Edirne Selimiye Camii’nin merkezini örten 31,30 metre çapa, 42,25 metre yüksekliğe sahip ve 2 bin ton ağırlığındaki devasa kubbe sekiz paye tarafından taşınmaktadır. Kubbeyi taşıyan payeler beden duvarlarına yakın yerlere konumlandırılmış ve harimde büyük alan merkezi kubbe altında toplanmıştır. Böylece merkezi planda, bütünlük içinde geniş ve ferah bir mekân elde edilmiştir.

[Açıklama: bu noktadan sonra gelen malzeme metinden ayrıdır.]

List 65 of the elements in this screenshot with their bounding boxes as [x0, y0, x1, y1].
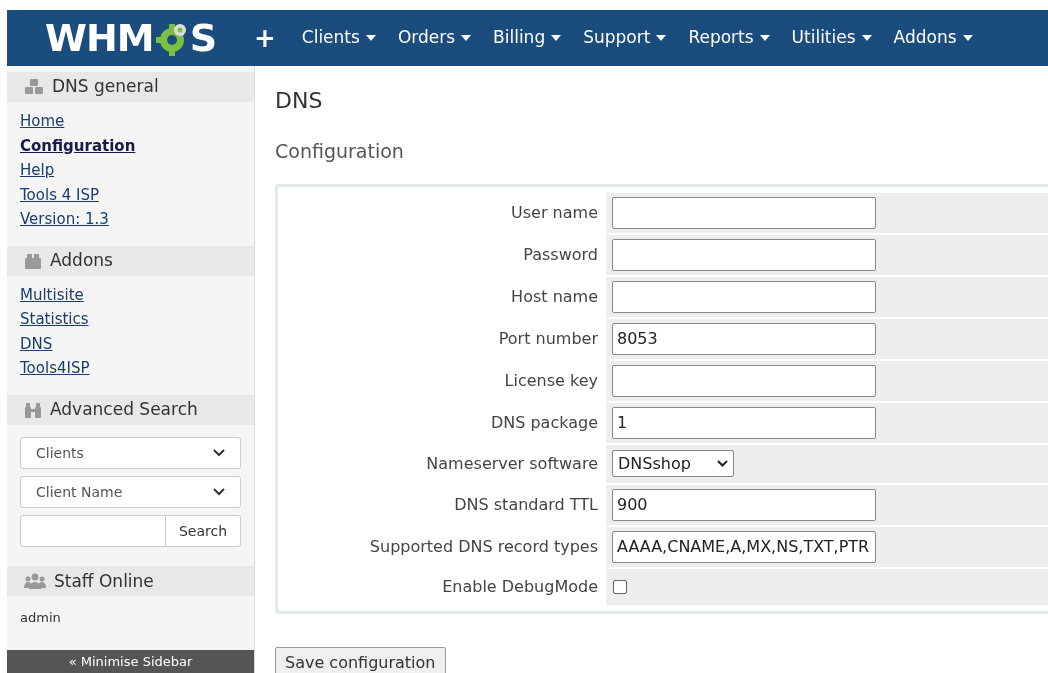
caret-icon: [461, 35, 472, 41]
field-label: Port number: [498, 327, 598, 350]
dropdown[interactable]: Client Name: [20, 476, 241, 509]
staff-name: admin: [20, 609, 62, 628]
sidebar-header-title: DNS general: [52, 75, 159, 99]
nav-menu-item[interactable]: Billing: [493, 25, 562, 51]
text-field[interactable]: 8053: [612, 322, 876, 355]
nav-menu-item[interactable]: Reports: [688, 25, 770, 51]
sidebar-link[interactable]: Version: 1.3: [20, 207, 109, 232]
text-field[interactable]: 1: [612, 406, 876, 439]
nav-menu-item[interactable]: Clients: [301, 25, 376, 51]
nav-menu-item[interactable]: Orders: [397, 25, 472, 51]
box-icon: [24, 252, 42, 269]
caret-icon: [759, 35, 770, 41]
chevron-icon: [717, 460, 728, 467]
sidebar-link[interactable]: Statistics: [20, 307, 89, 332]
nav-menu-item[interactable]: Addons: [893, 25, 973, 51]
field-label: DNS package: [490, 411, 598, 434]
text-field[interactable]: [612, 196, 876, 229]
sidebar-link[interactable]: DNS: [20, 331, 53, 357]
chevron-icon: [213, 449, 225, 458]
search-field[interactable]: [20, 515, 166, 548]
caret-icon: [365, 35, 376, 41]
nav-menu-item[interactable]: Support: [583, 25, 667, 51]
add-button[interactable]: +: [254, 18, 276, 58]
field-label: Password: [523, 243, 598, 266]
sidebar-header-title: Staff Online: [54, 569, 154, 593]
sidebar-link[interactable]: Tools 4 ISP: [20, 182, 100, 208]
caret-icon: [962, 35, 973, 41]
dropdown[interactable]: DNSshop: [612, 450, 734, 477]
field-label: Enable DebugMode: [442, 575, 598, 598]
sidebar-link[interactable]: Configuration: [20, 133, 136, 159]
caret-icon: [861, 35, 872, 41]
field-label: User name: [511, 201, 598, 224]
dropdown[interactable]: Clients: [20, 437, 241, 470]
sidebar-header-title: Advanced Search: [50, 398, 198, 422]
text-field[interactable]: [612, 238, 876, 271]
chevron-icon: [213, 488, 225, 497]
checkbox[interactable]: [613, 579, 627, 594]
cubes-icon: [24, 78, 44, 97]
binoculars-icon: [24, 402, 42, 419]
field-label: DNS standard TTL: [454, 493, 598, 516]
field-label: Supported DNS record types: [369, 535, 598, 558]
sidebar-link[interactable]: Help: [20, 158, 55, 183]
whmcs-logo[interactable]: WHM S: [7, 10, 254, 66]
field-label: License key: [504, 369, 598, 392]
section-heading: Configuration: [275, 139, 405, 164]
caret-icon: [656, 35, 667, 41]
sidebar-link[interactable]: Home: [20, 109, 65, 134]
minimise-sidebar-button[interactable]: « Minimise Sidebar: [7, 649, 254, 673]
caret-icon: [551, 35, 562, 41]
save-button[interactable]: Save configuration: [275, 646, 446, 673]
sidebar-link[interactable]: Tools4ISP: [20, 356, 90, 381]
text-field[interactable]: [612, 364, 876, 397]
text-field[interactable]: 900: [612, 488, 876, 521]
field-label: Nameserver software: [426, 452, 598, 475]
sidebar-link[interactable]: Multisite: [20, 282, 84, 308]
nav-menu-item[interactable]: Utilities: [791, 25, 872, 51]
sidebar-header-title: Addons: [50, 249, 113, 273]
field-label: Host name: [511, 285, 598, 308]
text-field[interactable]: AAAA,CNAME,A,MX,NS,TXT,PTR: [612, 530, 876, 563]
users-icon: [24, 573, 46, 590]
page-title: DNS: [275, 87, 324, 115]
text-field[interactable]: [612, 280, 876, 313]
search-button[interactable]: Search: [166, 515, 241, 548]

Edirne Selimiye Camii’nin kubbe çapı genellikle İstanbul Ayasofya Camii ile karşılaştırılmaktadır. Neredeyse Selimiye Camii’nden bin sene önce inşa edilen Ayasofya’nın kubbesi elips biçimli olduğundan doğu-batı ve kuzey-güney ölçüleri eşit değildir. Bu nedenle çapı 31-33 metre arasında değişmektedir. Kubbe yüksekliği ise 55,60 metre olup Selimiye Camii’nden fazladır. Mimar Sinan Selimiye Camii’nde kubbe çapı ve yüksekliği açısından Ayasofya’ya karşı üstünlük kuramamıştır. Ancak unutulmamalıdır ki söz konusu mimar Edirne’de Selimiye Camii’ni inşa ederken bir yandan da Ayasofya Camii’ni onarmış ve güçlendirmiştir. Ve bu çalışmaları gerçekleştirirken 80 yaşını devirdiği düşünülmektedir. Mimar Sinan’ın Ayasofya Camii’nde gerçekleştirdiği onarım çalışmaları ve bakımlar olmasa muhtemelen Ayasofya’nın kubbesi İstanbul depremlerine dayanamayacak ve çökecek idi.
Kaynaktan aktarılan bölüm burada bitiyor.